# Amber Trichomes



## franco3420 (Aug 12, 2017)

I'm on my second crop for the year. I'm growing "Chem dawg". If you go by the flowering time suggested by the seed co. they say 8-10weeks. I googled the same question and got several different flowering times but one said 3 months. I'm in day 85 of the plants and only see traces of amber trichomes. Should I keep letting them age until I see more ambers or should I cut the plant down at 90 days. It seems like a pretty long time for flowering.


----------



## RubyRed (Aug 12, 2017)

All in preference.  All tthe trichs solid cloudy and not one Amber?.  I have grow many strains that have lots of diffrent opinions on the flower time.  So really it boils down to what you want. when I grew out Chem Dawg  I took mine at 100 days and had spots of Amber.  Hope this helps


----------



## WeedHopper (Aug 12, 2017)

What percentage of amber do you see? You should be ready for harvest,,,but the Triches will never lie. If you have alot of cloudy triches with some amber i would take them down,,,but to each his own.
You just dont want alot of clear triches,,,you want cloudy going to amber throughout.


----------



## WoodHippy (Aug 12, 2017)

Where did you harvest it last time. Did it do what want. Did you think it could be better.  But what Hopper said is a Good Rule to go by the First time.


----------



## Hushpuppy (Aug 12, 2017)

Also something to remember is if you had any kind of issues with the plants during flower, that can affect how, when, and if it finishes correctly. Issues during flower cause the plant to pause its flowering function, and this can delay a harvest for 1 to several weeks. Also make sure you are looking at the trichomes under full spectrum light like sunlight. I have been fooled by the grow light spectrum before.


----------



## WeedHopper (Aug 12, 2017)

Hushpuppy said:


> Also something to remember is if you had any kind of issues with the plants during flower, that can affect how, when, and if it finishes correctly. Issues during flower cause the plant to pause its flowering function, and this can delay a harvest for 1 to several weeks. Also make sure you are looking at the trichomes under full spectrum light like sunlight. I have been fooled by the grow light spectrum before.



:yeahthat:


----------



## WeedHopper (Aug 12, 2017)

WoodHippy said:


> Where did you harvest it last time. Did it do what want. Did you think it could be better.  But what Hopper said is a Good Rule to go by the First time.



And :yeahthat:


----------



## franco3420 (Aug 13, 2017)

WeedHopper said:


> What percentage of amber do you see? You should be ready for harvest,,,but the Triches will never lie.

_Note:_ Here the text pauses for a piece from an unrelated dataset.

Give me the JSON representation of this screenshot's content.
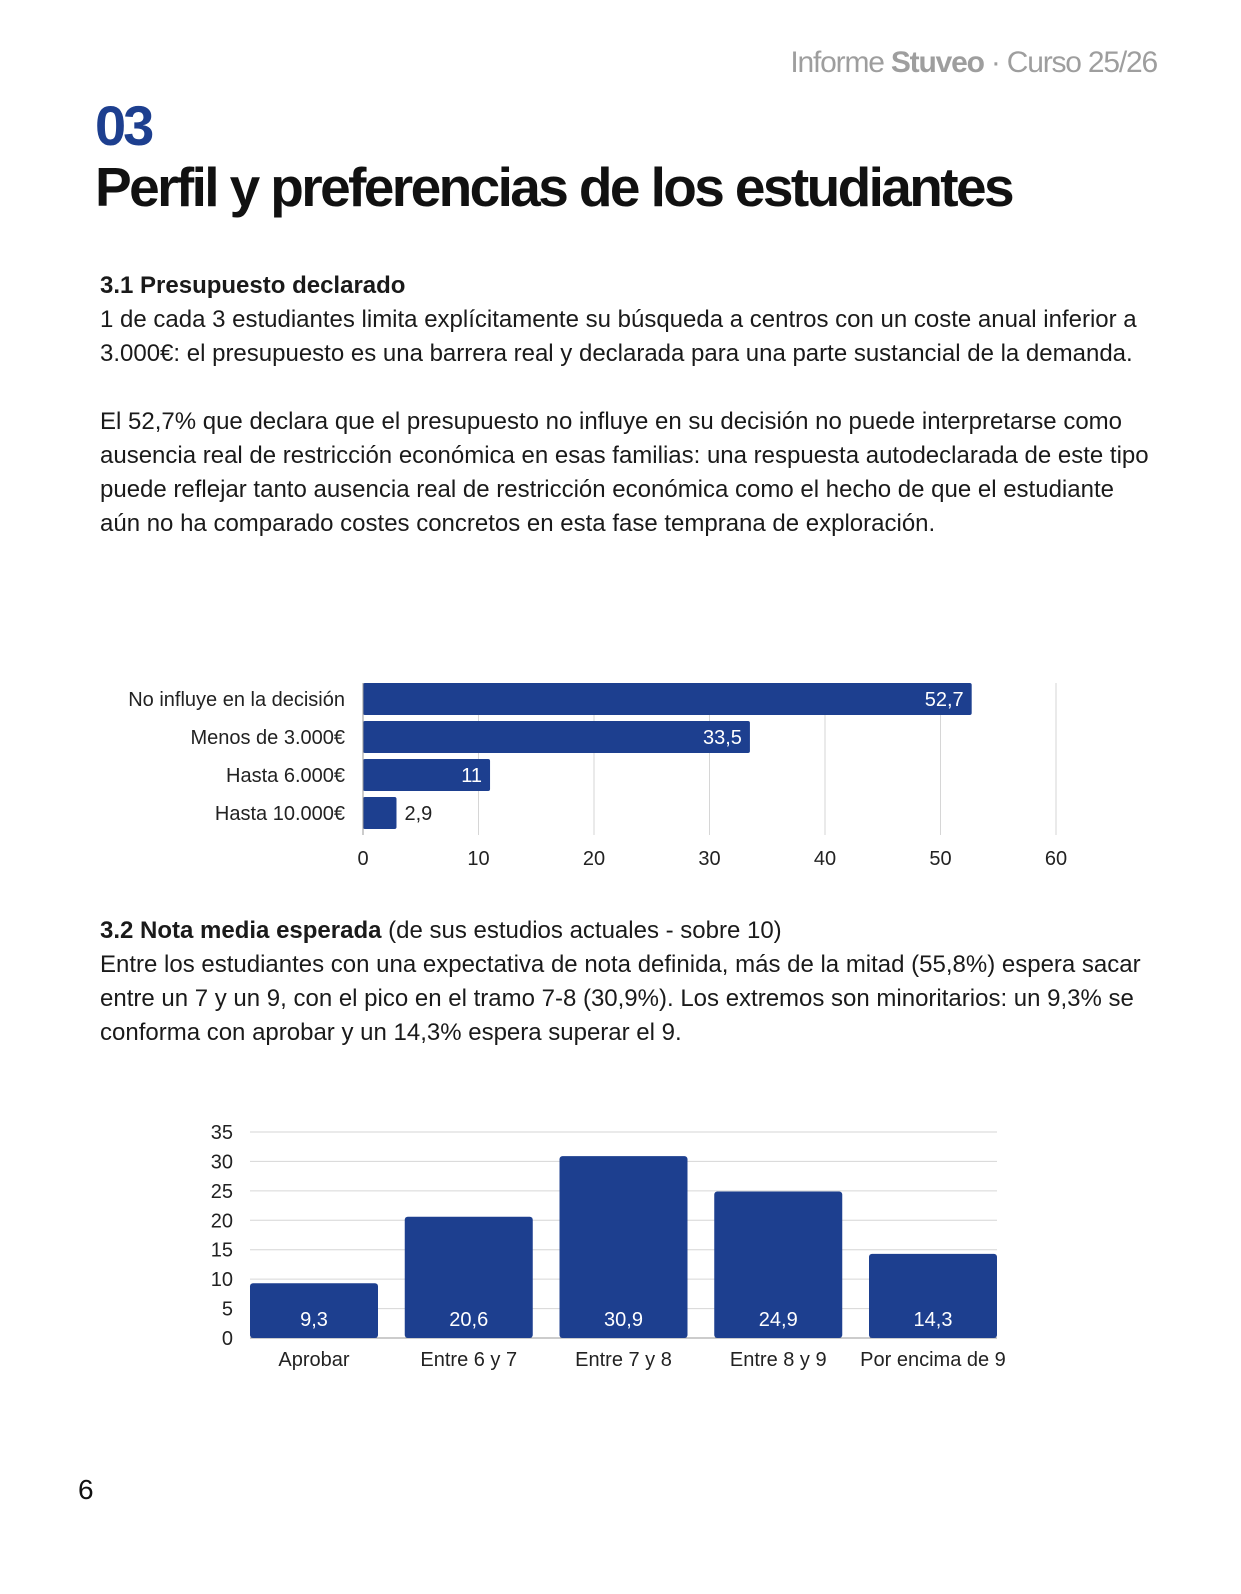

If you have alot of cloudy triches with some amber i would take them down,,,but to each his own.
> You just dont want alot of clear triches,,,you want cloudy going to amber throughout.



Thanks for the input. I may wait another 5 days.


----------



## franco3420 (Aug 13, 2017)

WoodHippy said:


> Where did you harvest it last time. Did it do what want. Did you think it could be better.  But what Hopper said is a Good Rule to go by the First time.



Thank you for your input.


----------